A proposito di cancel culture, cosa pensa del surreale dibattito sul censurare o meno i libri, il linguaggio, la ricerca accademica, l'arte, la storia?

«La giudico una follia. Cambiare i termini dei libri per sembrare più coerenti con il pensiero contemporaneo non significa garantire i diritti di qualcuno, significa distruggere la cultura di tutti. Per me la cancel culture è il male più insidioso del nostro tempo perché distrugge la nostra identità. È un atto talebano, come quando gli studenti islamici afghani hanno distrutto le statue del Budda. Chi vuole impedirci di leggere Shakespeare o Dante è talebano dentro».

È di ieri la notizia che Conte, con Speranza e Fontana, è indagato per la gestione delle zone rosse e dell'epidemia Covid. Una gestione che anche lei ha duramente criticato: è soddisfatto?

«No, non sono soddisfatto. Io sono garantista davvero, e quindi una indagine non mi provoca alcun sentimento positivo. Spero che sia accertata la verità. E spero che i grillini capiscano che un avviso di garanzia è un atto dovuto, non una sentenza di condanna. Quante volte hanno chiesto le dimissioni, scatenato campagne di odio vergognose per fatti di minore importanza di quelli contestati a Conte, massacrato famiglie per bene? I Cinque Stelle chiedono sempre le dimissioni, ogni volta che arriva un avviso di garanzia. Adesso a chi le chiedono? A Scarpinato o a Travaglio? Resta il fatto che nessuna indagine penale fa venire meno la necessità impellente di una commissione di inchiesta sul Covid, a cominciare dagli acquisti di mascherine e ventilatori».

Vuol tirare un primo bilancio del governo Meloni, punti deboli e punti di forza?

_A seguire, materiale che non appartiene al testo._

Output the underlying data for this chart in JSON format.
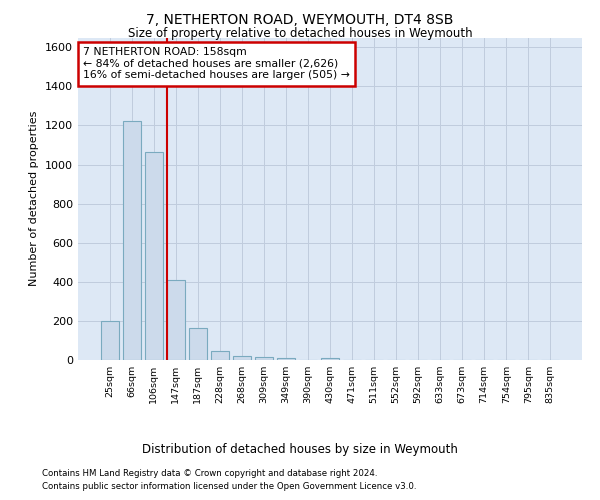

«Va meglio all'estero che in Italia ed è un paradosso. Deve recuperare terreno in Europa, anche oltre il Ppe, e deve tornare a dialogare con Macron ma sono sicuro che lo farà. Delusione totale invece sui dossier interni: i progetti di riforma di diversi ministeri mi sembrano evanescenti e più legati a slogan che alla sostanza. Su giustizia e difesa sono più ottimista. Ma giudicheremo lo stile concreto di Giorgia Meloni molto più sulle nomine, di qui a qualche settimana, che non sui retroscena di palazzo. È presto comunque. È appena arrivata, ci attendono anni: noi la incalzeremo sulle cose concrete senza pregiudizi ideologici».